Adventures in Polycarbocyclic Construction
As the computational methods used in pharmaceutical development have improved, receptor binding analysis has led to many potential new drug candidates that are polycyclic. Such leads are often not pursued, however, because of the perception that even if it turned out to be active, an enantiomerically-pure polycyclic agent would be too expensive to manufacture. Taking this as a challenge, academic research groups continue to develop clever approaches for the efficient synthesis of complex polycarbocyclic target structures. Three recent approaches are outlined here.
Hee-Yoon Lee of the Korea Advanced Institute of Science & Technology (KAIST) in Daejon reported (J. Am. Chem. Soc. 2003, 125, 10156. ) that on heating, the imine 1 is cleanly converted into the tricyclic 2. The reaction presumably proceeds via insertion of the alkylidene carbene 3 into the alkene, to give the unstable alkylidene cyclopropane 4. The authors suggest that 4 opens to the diradical 5, which then cyclizes. It is striking that the geometry of the starting alkene 1 is retained in the product 2. It is possible that in fact there is a concerted pathway for the opening of 4 and simultaneous insertion, to give 2.
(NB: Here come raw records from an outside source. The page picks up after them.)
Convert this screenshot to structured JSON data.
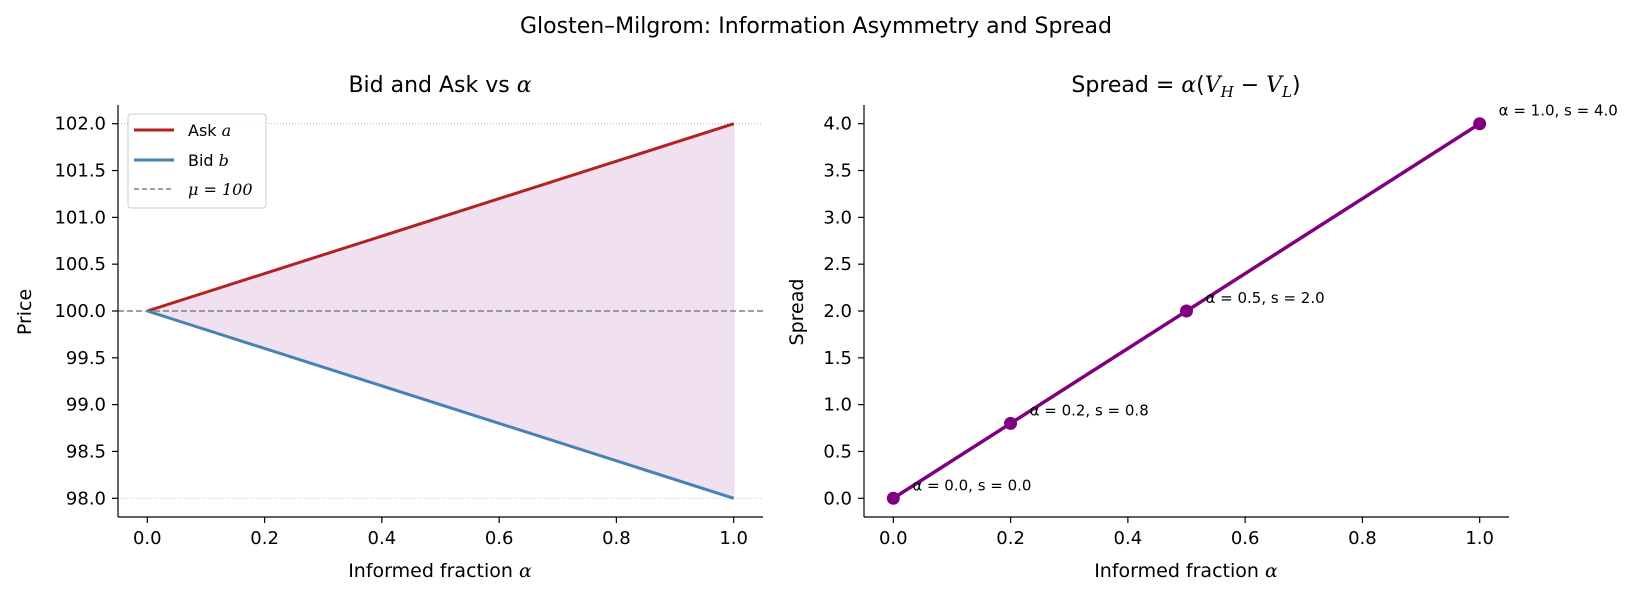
{
  "suptitle": "Glosten–Milgrom: Information Asymmetry and Spread",
  "colors": {
    "ask": "#b22222",
    "bid": "#4682b4",
    "mu": "#808080",
    "fill": "#800080",
    "spread": "#800080"
  },
  "chart_data": [
    {
      "type": "line",
      "title": "Bid and Ask vs α",
      "xlabel": "Informed fraction α",
      "ylabel": "Price",
      "xlim": [
        -0.05,
        1.05
      ],
      "ylim": [
        97.8,
        102.2
      ],
      "xticks": [
        0.0,
        0.2,
        0.4,
        0.6,
        0.8,
        1.0
      ],
      "xtick_labels": [
        "0.0",
        "0.2",
        "0.4",
        "0.6",
        "0.8",
        "1.0"
      ],
      "yticks": [
        98.0,
        98.5,
        99.0,
        99.5,
        100.0,
        100.5,
        101.0,
        101.5,
        102.0
      ],
      "ytick_labels": [
        "98.0",
        "98.5",
        "99.0",
        "99.5",
        "100.0",
        "100.5",
        "101.0",
        "101.5",
        "102.0"
      ],
      "legend_position": "top-left",
      "series": [
        {
          "name": "Ask a",
          "x": [
            0.0,
            1.0
          ],
          "values": [
            100.0,
            102.0
          ]
        },
        {
          "name": "Bid b",
          "x": [
            0.0,
            1.0
          ],
          "values": [
            100.0,
            98.0
          ]
        }
      ],
      "reference_lines": [
        {
          "name": "μ = 100",
          "y": 100.0,
          "style": "dashed"
        },
        {
          "y": 102.0,
          "style": "dotted"
        },
        {
          "y": 98.0,
          "style": "dotted"
        }
      ],
      "shaded_region": {
        "between": [
          "Bid b",
          "Ask a"
        ]
      },
      "legend": [
        {
          "label": "Ask a",
          "text": "Ask ",
          "math": "a"
        },
        {
          "label": "Bid b",
          "text": "Bid ",
          "math": "b"
        },
        {
          "label": "μ = 100",
          "text": "",
          "math": "μ = 100"
        }
      ]
    },
    {
      "type": "line",
      "title": "Spread = α(V_H − V_L)",
      "xlabel": "Informed fraction α",
      "ylabel": "Spread",
      "xlim": [
        -0.05,
        1.05
      ],
      "ylim": [
        -0.2,
        4.2
      ],
      "xticks": [
        0.0,
        0.2,
        0.4,
        0.6,
        0.8,
        1.0
      ],
      "xtick_labels": [
        "0.0",
        "0.2",
        "0.4",
        "0.6",
        "0.8",
        "1.0"
      ],
      "yticks": [
        0.0,
        0.5,
        1.0,
        1.5,
        2.0,
        2.5,
        3.0,
        3.5,
        4.0
      ],
      "ytick_labels": [
        "0.0",
        "0.5",
        "1.0",
        "1.5",
        "2.0",
        "2.5",
        "3.0",
        "3.5",
        "4.0"
      ],
      "series": [
        {
          "x": [
            0.0,
            1.0
          ],
          "values": [
            0.0,
            4.0
          ]
        }
      ],
      "markers": [
        {
          "x": 0.0,
          "y": 0.0,
          "label": "α = 0.0, s = 0.0"
        },
        {
          "x": 0.2,
          "y": 0.8,
          "label": "α = 0.2, s = 0.8"
        },
        {
          "x": 0.5,
          "y": 2.0,
          "label": "α = 0.5, s = 2.0"
        },
        {
          "x": 1.0,
          "y": 4.0,
          "label": "α = 1.0, s = 4.0"
        }
      ]
    }
  ]
}
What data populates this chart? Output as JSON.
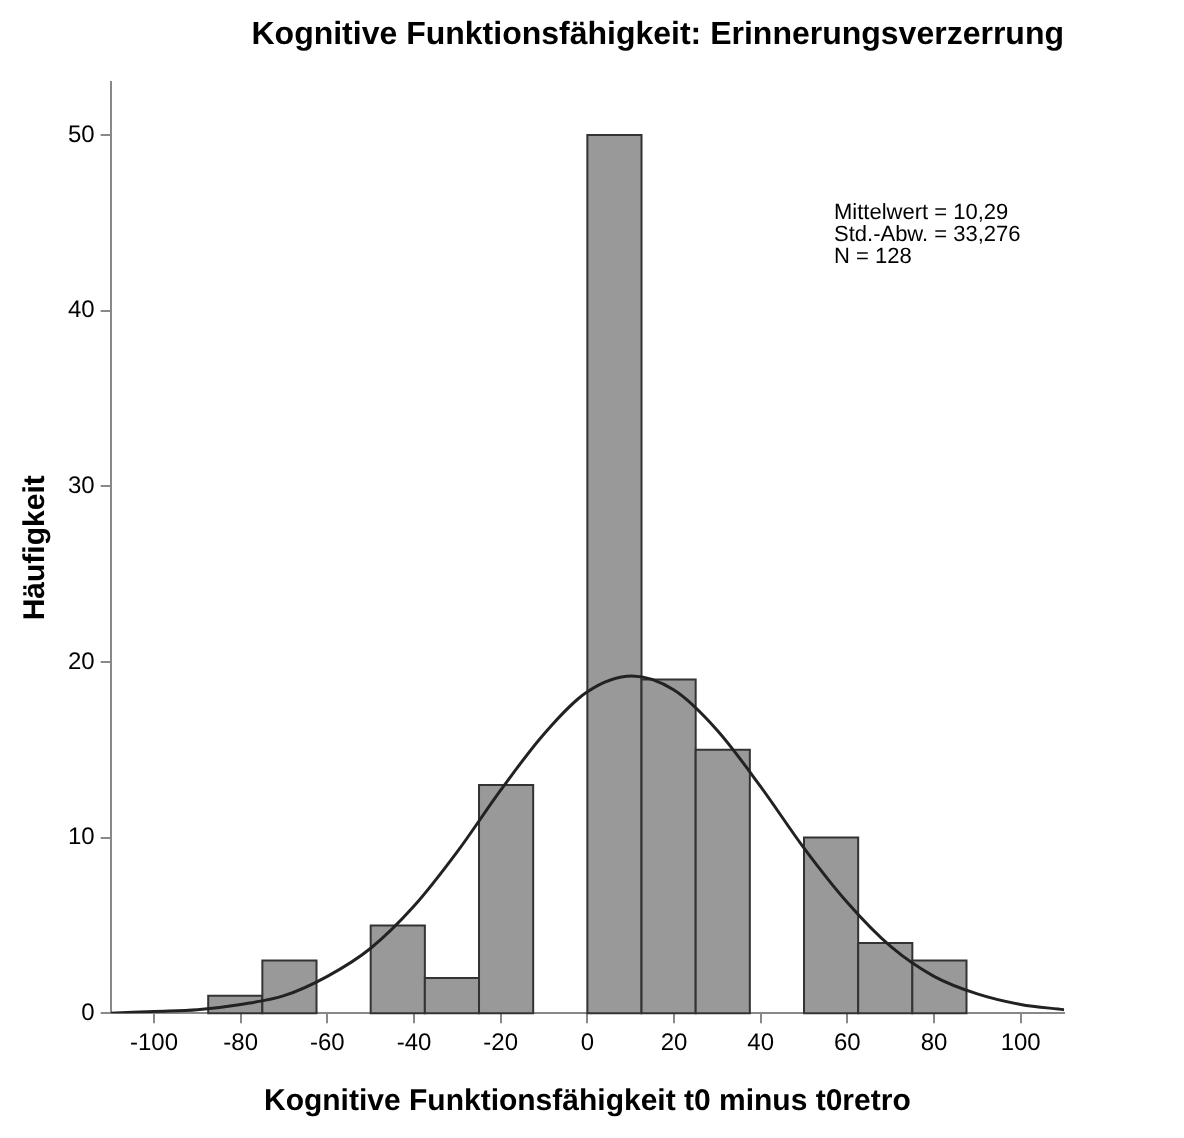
{
  "chart_data": {
    "type": "histogram",
    "title": "Kognitive Funktionsfähigkeit: Erinnerungsverzerrung",
    "xlabel": "Kognitive Funktionsfähigkeit t0 minus t0retro",
    "ylabel": "Häufigkeit",
    "bins": [
      -87.5,
      -75,
      -62.5,
      -50,
      -37.5,
      -25,
      -12.5,
      0,
      12.5,
      25,
      37.5,
      50,
      62.5,
      75,
      87.5
    ],
    "values": [
      1,
      3,
      0,
      5,
      2,
      13,
      0,
      50,
      19,
      15,
      0,
      10,
      4,
      3
    ],
    "color": "#999999",
    "series": [
      {
        "type": "line",
        "color": "#222222",
        "x": [
          -110,
          -100,
          -90,
          -80,
          -70,
          -60,
          -50,
          -40,
          -30,
          -20,
          -10,
          0,
          10.29,
          20,
          30,
          40,
          50,
          60,
          70,
          80,
          90,
          100,
          110
        ],
        "values": [
          0.0,
          0.1,
          0.2,
          0.5,
          1.0,
          2.1,
          3.7,
          6.1,
          9.2,
          12.7,
          15.9,
          18.3,
          19.2,
          18.4,
          16.1,
          12.9,
          9.4,
          6.3,
          3.8,
          2.1,
          1.1,
          0.5,
          0.2
        ]
      }
    ],
    "xlim": [
      -110,
      110
    ],
    "xticks": [
      -100,
      -80,
      -60,
      -40,
      -20,
      0,
      20,
      40,
      60,
      80,
      100
    ],
    "ylim": [
      0,
      53
    ],
    "yticks": [
      0,
      10,
      20,
      30,
      40,
      50
    ],
    "grid": false,
    "legend": false,
    "annotations": [
      "Mittelwert = 10,29",
      "Std.-Abw. = 33,276",
      "N = 128"
    ]
  }
}
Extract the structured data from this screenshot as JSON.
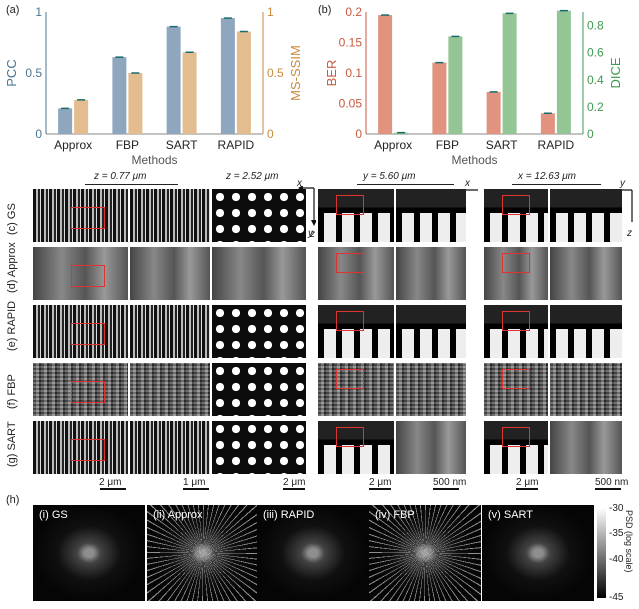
{
  "panels": {
    "a": "(a)",
    "b": "(b)",
    "c": "(c)",
    "d": "(d)",
    "e": "(e)",
    "f": "(f)",
    "g": "(g)",
    "h": "(h)"
  },
  "chart_data": [
    {
      "type": "bar",
      "categories": [
        "Approx",
        "FBP",
        "SART",
        "RAPID"
      ],
      "xlabel": "Methods",
      "ylabel": "PCC",
      "y2label": "MS-SSIM",
      "ylim": [
        0,
        1
      ],
      "y2lim": [
        0,
        1
      ],
      "yticks": [
        "0",
        "0.5",
        "1"
      ],
      "y2ticks": [
        "0",
        "0.5",
        "1"
      ],
      "series": [
        {
          "name": "PCC",
          "axis": "left",
          "color": "#8fa6bf",
          "values": [
            0.21,
            0.63,
            0.88,
            0.95
          ]
        },
        {
          "name": "MS-SSIM",
          "axis": "right",
          "color": "#e3bd8f",
          "values": [
            0.28,
            0.5,
            0.67,
            0.84
          ]
        }
      ]
    },
    {
      "type": "bar",
      "categories": [
        "Approx",
        "FBP",
        "SART",
        "RAPID"
      ],
      "xlabel": "Methods",
      "ylabel": "BER",
      "y2label": "DICE",
      "ylim": [
        0,
        0.2
      ],
      "y2lim": [
        0,
        0.9
      ],
      "yticks": [
        "0",
        "0.05",
        "0.1",
        "0.15",
        "0.2"
      ],
      "y2ticks": [
        "0",
        "0.2",
        "0.4",
        "0.6",
        "0.8"
      ],
      "series": [
        {
          "name": "BER",
          "axis": "left",
          "color": "#e1937f",
          "values": [
            0.195,
            0.117,
            0.069,
            0.034
          ]
        },
        {
          "name": "DICE",
          "axis": "right",
          "color": "#93c595",
          "values": [
            0.01,
            0.72,
            0.89,
            0.91
          ]
        }
      ]
    }
  ],
  "slices": {
    "z1": "z = 0.77 μm",
    "z2": "z = 2.52 μm",
    "y1": "y = 5.60 μm",
    "x1": "x = 12.63 μm"
  },
  "axes_glyphs": {
    "a1h": "x",
    "a1v": "y",
    "a2h": "x",
    "a2v": "z",
    "a3h": "y",
    "a3v": "z"
  },
  "rows": [
    "GS",
    "Approx",
    "RAPID",
    "FBP",
    "SART"
  ],
  "scalebars": {
    "s1": "2 μm",
    "s2": "1 μm",
    "s3": "2 μm",
    "s4": "2 μm",
    "s5": "500 nm",
    "s6": "2 μm",
    "s7": "500 nm"
  },
  "psd": {
    "labels": [
      "(i) GS",
      "(ii) Approx",
      "(iii) RAPID",
      "(iv) FBP",
      "(v) SART"
    ],
    "colorbar_title": "PSD (log scale)",
    "colorbar_ticks": [
      "-30",
      "-35",
      "-40",
      "-45"
    ]
  }
}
Hiroto Nagaoka of Meiji Pharmaceutical University has reported (Tetrahedron Lett. 2003, 44, 4649. ) the tandem reduction - Dieckmann cyclization of the esters 6 and 9. It is striking that the geometry of the starting alkene dictates the ring fusion of the product. Both 5/5 and 6/5 systems can be prepared this way.
The furanoterpene 15-acetoxytubipofuran 12 shows cytotoxicity against B-16 melanoma cells. E. Peter Kündig of the University of Geneva has reported (J. Am. Chem. Soc. 2003, 125, 5642. ) a concise asymmetric synthesis of 12, based on the addition of lithio ethyl vinyl ether to the chromium tricarbonyl-activated benzaldehyde imine 10. In the course of the organometallic addition, five carbon-carbon bonds are formed.